Director
Energy Institute at The University of Texas at Austin
Dr. Raymond Lee Orbach is Director of The University of Texas at Austin’s Energy Institute, a multi-disciplinary institute that combines the strengths of the university’s schools and colleges to advance solutions to today’s energy-related challenges. He also has joint appointments as a Professor with tenure in the Cockrell School’s Department of Mechanical Engineering; the Physics Department; the College of Natural Sciences; and the Jackson School of Geosciences.
Created by the Energy Policy Act of 2005, Raymond Lee Orbach was nominated by President Bush to serve as the first Under Secretary for Science at the U.S. Department of Energy (DOE). On May 26, 2006, Dr. Orbach was unanimously confirmed by the U.S. Senate and sworn in as Under Secretary on June 1, 2006.
As Under Secretary, Dr. Orbach’s primary responsibility was to serve as Chief Scientist for DOE, and to advise the Secretary of Energy on a variety of topics. In addition to these duties, Dr. Orbach was also responsible for leading the Department’s implementation of the American Competitiveness Initiative, designed to help drive continued U.S. economic growth. He was also responsible for leading the Department’s efforts to transfer technologies from DOE national laboratories and facilities to the global marketplace, serving as Chair of the Technology Transfer Policy Board, responsible for coordinating and implementing the Department’s technology transfer and activities.
Prior to and concurrent with serving as Under Secretary for Science, Dr. Orbach served as the 14th Director of the Office of Science at the Department of Energy after being unanimously confirmed by the U.S. Senate on March 4, 2002, and sworn in as Director on March 14, 2002. The Office of Science is the third largest federal sponsor of basic research and the primary supporter of the physical sciences in the United States. The Office of Science also provides management oversight of the ten DOE, non-weapons national laboratories, supports researchers at more than 300 colleges and universities nationwide, and builds and operates the world’s most powerful suite of scientific facilities and instruments.
From 1992 to 2002, Dr.
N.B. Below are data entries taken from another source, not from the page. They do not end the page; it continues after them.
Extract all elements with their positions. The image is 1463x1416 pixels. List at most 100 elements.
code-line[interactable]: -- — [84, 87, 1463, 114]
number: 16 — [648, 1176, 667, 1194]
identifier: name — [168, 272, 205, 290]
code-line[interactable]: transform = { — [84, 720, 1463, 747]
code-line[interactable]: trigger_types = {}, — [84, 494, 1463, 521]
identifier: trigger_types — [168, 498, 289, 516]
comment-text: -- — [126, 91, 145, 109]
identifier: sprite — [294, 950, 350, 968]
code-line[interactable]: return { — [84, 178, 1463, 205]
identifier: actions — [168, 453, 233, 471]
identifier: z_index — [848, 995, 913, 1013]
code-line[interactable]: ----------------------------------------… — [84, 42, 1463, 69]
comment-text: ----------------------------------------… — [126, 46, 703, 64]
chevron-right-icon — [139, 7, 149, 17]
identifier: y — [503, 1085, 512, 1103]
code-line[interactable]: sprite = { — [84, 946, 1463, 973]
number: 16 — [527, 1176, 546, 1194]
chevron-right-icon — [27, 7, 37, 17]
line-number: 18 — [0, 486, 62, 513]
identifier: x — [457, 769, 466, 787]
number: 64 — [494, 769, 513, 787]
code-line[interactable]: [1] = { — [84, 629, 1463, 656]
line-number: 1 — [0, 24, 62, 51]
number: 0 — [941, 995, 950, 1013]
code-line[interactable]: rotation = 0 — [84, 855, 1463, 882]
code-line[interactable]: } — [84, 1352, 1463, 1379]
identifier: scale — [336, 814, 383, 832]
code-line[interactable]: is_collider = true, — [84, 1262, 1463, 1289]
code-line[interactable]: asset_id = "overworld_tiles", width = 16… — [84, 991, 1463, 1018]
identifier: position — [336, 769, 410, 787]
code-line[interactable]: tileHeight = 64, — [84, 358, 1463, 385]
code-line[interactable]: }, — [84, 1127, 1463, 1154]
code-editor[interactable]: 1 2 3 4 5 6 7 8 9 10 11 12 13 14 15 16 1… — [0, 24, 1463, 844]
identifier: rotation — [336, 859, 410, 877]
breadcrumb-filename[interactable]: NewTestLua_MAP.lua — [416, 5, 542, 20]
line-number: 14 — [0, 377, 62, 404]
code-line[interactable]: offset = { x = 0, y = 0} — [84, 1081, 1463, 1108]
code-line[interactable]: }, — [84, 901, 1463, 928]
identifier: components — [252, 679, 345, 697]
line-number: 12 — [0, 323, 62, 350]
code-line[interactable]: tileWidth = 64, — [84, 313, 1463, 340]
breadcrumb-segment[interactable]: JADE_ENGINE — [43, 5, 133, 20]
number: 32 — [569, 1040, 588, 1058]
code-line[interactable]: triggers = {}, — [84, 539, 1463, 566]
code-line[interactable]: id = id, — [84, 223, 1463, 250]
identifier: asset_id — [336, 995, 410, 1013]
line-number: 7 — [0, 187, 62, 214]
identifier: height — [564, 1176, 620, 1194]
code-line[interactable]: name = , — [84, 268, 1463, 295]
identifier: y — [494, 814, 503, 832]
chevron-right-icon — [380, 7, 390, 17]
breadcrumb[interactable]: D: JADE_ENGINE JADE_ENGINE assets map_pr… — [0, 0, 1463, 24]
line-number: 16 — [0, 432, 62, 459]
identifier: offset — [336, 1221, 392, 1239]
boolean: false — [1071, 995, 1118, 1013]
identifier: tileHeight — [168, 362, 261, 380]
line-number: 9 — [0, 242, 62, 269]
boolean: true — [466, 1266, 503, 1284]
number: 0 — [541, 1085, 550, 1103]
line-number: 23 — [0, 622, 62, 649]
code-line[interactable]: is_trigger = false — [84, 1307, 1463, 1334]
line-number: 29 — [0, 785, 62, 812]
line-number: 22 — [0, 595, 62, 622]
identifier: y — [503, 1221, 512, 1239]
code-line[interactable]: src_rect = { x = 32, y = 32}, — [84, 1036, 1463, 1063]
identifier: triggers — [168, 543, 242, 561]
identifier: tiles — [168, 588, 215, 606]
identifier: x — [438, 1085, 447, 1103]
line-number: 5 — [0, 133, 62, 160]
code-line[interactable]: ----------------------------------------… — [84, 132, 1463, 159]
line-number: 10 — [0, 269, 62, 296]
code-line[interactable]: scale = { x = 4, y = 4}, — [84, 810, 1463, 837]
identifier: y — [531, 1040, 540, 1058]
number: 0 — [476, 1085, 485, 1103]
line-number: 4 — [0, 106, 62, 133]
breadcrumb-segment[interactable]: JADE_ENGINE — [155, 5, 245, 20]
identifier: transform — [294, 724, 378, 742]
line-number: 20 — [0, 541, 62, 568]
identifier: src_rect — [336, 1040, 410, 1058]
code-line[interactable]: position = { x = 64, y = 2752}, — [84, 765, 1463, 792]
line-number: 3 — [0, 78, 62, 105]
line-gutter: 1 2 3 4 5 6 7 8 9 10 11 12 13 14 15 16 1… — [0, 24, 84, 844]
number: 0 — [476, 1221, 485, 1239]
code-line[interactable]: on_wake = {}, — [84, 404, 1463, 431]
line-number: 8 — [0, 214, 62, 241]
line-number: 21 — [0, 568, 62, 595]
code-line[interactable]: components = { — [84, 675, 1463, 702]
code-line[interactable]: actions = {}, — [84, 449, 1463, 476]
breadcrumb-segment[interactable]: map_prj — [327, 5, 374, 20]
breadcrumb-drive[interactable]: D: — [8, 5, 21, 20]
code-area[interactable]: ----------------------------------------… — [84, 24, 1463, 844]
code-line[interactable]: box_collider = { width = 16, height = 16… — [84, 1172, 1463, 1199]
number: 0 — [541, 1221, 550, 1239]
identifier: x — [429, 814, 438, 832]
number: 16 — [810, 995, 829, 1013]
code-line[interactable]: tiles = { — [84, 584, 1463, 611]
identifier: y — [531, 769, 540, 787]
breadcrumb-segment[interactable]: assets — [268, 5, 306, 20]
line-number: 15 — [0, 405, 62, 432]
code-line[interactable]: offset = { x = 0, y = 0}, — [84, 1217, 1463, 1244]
Orbach served as Chancellor of the University of California (UC), Riverside. Under his leadership, UC Riverside doubled in size, achieved national and international recognition in research, and led the University of California in diversity and educational opportunity.
Dr. Orbach began his academic career as a postdoctoral fellow at Oxford University in 1960, and became an assistant professor of applied physics at Harvard University in 1961. He later joined the faculty of the University of California, Los Angeles (UCLA) in 1963, and served as the Provost of the College of Letters and Science at UCLA from 1982 to 1992.
Dr. Orbach’s research in theoretical and experimental physics has resulted in the publication of more than 240 scientific articles. He has received numerous honors as a scholar including two Alfred P. Sloan Foundation Fellowships, a National Science Foundation Senior Postdoctoral Fellowship at Oxford University, a John Simon Guggenheim Memorial Foundation Fellowship at Tel Aviv University, the Joliot Curie Professorship at the École Supérieure de Physique et de Chimie Industrielles de la Ville de Paris, the Lorentz Professorship at the University of Leiden in the Netherlands, the 1991-1992 Andrew Lawson Memorial Lecturer at UC Riverside, the 2004 Arnold O. Beckman Lecturer in Science and Innovation at the University of Illinois at Urbana-Champaign, and the Outstanding Alumni Award from the California Institute of Technology in 2005. He is a fellow of the American Physical Society and the American Association for the Advancement of Science, and has held numerous visiting professorships at universities around the world.
Dr. Orbach received his Bachelor of Science degree in Physics from the California Institute of Technology in 1956. He received his Ph.D. degree in Physics from the University of California, Berkeley, in 1960 and was elected to Phi Beta Kappa.